Symmetric Weighting/Nearest Neighbor:
Inches: 493.36 (7% savings)
Cut time: 1:44 mins

Horizontal Weighting/Nearest Neighbor:
Inches: 511.54 (4% savings)
Cut time: 1:44mins

Vertical Weighting/Nearest Neighbor
Inches: 509.77 (4% savings)
Cut time: 1:44 mins

Traveling Salesman/Symetric
Inches: 525.42 in (1% saving)
Cut time: 1:45

Traveling Salesman/Horizontal
Inches: 526.75 (1%)
Cut time: 1:45

Traveling Salesman/Vertical
Inches: 528.51 (1%)
Cut time: 1:45

I could see some of the different cutting patterns, but it just didn’t make a difference hardly at all in time. The “inches” are total head movement for the job, and the head moves so quick (up to 180 inches per second), that a few inches saved doesn’t matter much on this machine.

I switched gears and scoured the internet for a free file to use that might have a lot of different elements, and came up with this Dymaxion Map (Laser Cut Dymaxion Map Wall Art SVG File Free Download - For this, I removed the engraves and changed all of the different lines to one color, so everything was a score. I didn’t want to cut out a bunch of dang stuff. I did change this back to “standard” for cutting speed… I dunno why, thought maybe it would show more of a difference or something - I don’t think it messed up any comparisons though since it was a different file.
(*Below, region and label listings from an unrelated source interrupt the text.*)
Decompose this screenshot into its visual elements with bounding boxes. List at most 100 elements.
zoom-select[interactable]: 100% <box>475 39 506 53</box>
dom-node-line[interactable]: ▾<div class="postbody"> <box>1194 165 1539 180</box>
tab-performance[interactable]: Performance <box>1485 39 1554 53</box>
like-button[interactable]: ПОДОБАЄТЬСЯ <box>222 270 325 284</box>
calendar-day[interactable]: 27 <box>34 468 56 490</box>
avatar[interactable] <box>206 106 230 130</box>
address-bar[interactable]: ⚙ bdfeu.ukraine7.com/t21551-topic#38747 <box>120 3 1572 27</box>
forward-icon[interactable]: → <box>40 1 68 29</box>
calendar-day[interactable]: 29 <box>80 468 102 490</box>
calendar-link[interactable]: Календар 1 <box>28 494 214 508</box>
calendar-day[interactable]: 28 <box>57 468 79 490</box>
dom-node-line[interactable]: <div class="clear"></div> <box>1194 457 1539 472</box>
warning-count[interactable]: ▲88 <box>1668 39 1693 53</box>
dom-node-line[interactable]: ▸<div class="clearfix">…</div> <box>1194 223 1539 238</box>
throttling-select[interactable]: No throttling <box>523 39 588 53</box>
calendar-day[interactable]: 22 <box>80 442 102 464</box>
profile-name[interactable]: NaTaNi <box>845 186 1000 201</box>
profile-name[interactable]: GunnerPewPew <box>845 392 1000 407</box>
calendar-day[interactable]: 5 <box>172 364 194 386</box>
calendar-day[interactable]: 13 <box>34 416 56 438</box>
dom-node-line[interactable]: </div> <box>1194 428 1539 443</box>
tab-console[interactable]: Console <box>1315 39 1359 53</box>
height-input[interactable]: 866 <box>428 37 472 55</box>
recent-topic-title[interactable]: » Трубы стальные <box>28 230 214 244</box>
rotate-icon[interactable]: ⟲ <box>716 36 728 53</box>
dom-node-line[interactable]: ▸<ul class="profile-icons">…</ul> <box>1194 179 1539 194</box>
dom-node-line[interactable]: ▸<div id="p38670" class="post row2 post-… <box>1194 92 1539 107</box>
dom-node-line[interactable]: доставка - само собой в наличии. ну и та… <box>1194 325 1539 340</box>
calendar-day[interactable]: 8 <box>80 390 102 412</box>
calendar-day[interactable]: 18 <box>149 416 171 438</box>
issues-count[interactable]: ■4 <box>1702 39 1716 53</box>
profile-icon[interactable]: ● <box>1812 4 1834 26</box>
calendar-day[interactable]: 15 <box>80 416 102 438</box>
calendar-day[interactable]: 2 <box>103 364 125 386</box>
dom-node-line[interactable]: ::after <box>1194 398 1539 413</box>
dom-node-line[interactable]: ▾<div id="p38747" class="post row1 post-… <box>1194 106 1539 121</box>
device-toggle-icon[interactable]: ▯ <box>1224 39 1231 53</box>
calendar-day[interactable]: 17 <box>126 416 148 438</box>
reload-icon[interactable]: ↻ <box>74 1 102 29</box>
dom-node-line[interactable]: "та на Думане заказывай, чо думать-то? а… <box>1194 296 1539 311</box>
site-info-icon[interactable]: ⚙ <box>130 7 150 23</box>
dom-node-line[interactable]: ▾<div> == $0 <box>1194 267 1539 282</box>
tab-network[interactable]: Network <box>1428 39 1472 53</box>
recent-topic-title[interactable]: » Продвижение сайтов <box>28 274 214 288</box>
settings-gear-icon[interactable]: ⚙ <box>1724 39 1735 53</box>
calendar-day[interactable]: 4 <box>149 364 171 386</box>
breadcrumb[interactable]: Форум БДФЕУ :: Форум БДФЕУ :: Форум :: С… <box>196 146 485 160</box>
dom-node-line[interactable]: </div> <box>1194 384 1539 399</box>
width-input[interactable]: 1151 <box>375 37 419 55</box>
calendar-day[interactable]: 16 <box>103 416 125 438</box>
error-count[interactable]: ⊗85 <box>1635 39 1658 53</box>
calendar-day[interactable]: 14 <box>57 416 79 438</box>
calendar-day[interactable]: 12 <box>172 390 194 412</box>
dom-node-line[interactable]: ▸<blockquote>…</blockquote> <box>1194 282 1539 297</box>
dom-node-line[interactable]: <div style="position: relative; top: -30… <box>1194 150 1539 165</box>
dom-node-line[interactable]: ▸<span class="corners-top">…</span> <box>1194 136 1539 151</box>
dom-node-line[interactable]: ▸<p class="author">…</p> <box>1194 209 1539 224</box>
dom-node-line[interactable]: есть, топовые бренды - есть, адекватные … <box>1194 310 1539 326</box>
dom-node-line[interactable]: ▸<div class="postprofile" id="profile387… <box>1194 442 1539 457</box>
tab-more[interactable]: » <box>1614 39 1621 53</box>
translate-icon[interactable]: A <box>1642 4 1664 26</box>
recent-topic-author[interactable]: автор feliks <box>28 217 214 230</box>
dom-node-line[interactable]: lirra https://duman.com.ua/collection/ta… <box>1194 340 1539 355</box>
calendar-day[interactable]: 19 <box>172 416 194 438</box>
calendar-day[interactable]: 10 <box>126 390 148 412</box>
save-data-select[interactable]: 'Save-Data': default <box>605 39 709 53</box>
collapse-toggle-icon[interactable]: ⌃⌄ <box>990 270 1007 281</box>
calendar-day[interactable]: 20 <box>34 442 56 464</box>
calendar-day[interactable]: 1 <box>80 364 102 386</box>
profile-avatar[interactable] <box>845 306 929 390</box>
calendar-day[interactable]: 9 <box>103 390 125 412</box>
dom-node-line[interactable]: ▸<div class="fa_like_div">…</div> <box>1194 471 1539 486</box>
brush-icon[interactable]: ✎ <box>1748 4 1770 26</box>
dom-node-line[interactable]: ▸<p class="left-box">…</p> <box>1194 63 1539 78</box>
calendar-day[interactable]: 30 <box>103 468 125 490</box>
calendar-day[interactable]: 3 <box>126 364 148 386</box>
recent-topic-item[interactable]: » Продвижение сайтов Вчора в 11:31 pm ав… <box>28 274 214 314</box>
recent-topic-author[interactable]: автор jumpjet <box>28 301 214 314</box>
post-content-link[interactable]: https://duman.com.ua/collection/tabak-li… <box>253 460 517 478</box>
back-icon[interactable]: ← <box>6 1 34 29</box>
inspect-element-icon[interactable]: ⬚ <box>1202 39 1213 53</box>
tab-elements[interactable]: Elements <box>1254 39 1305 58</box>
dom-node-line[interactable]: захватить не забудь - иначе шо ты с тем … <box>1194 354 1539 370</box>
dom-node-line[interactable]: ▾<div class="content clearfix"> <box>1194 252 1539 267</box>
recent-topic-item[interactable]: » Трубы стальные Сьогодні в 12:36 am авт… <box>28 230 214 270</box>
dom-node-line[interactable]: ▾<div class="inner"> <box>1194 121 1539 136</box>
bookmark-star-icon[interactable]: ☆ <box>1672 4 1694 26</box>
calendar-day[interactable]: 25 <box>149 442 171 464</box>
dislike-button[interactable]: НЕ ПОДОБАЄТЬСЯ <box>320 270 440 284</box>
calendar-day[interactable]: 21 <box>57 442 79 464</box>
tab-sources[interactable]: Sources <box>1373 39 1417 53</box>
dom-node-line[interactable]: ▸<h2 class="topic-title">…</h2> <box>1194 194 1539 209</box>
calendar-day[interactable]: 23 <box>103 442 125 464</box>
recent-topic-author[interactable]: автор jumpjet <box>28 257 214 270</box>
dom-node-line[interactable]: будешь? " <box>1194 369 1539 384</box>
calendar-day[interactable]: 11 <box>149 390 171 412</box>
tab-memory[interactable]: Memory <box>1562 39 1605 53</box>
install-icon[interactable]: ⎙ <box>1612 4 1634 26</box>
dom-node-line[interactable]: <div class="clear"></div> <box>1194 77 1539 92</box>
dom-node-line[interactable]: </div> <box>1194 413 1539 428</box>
I’m running it in throughput mode right now, just because…

Default file
Inches: 785.44
Cut time: 2:39 mins (throughput mode: 2:02 mins)

Nearest Neighbor/Symmetric
Inches: 558.75
Cut time: 2:25 mins (throughput mode: 1:55)

Traveling Salesman/Symmetric
Inches: 805.69 (actually longer than the default file and whatever order it came in as)
Cut time: 2:35 mins (throughput mode: 2:00 mins)

You may or may not be able to decipher anything from this, but here are some screenshots showing the movement paths:


Nearest Neighbor, Symmetric:

Traveling Salesman, Symmetric:

I don’t know what the basis of traveling salesman is for the software, but it just doesn’t seem to be anywhere near as good as nearest neighbor cutting (and it takes a lot longer to calculate!).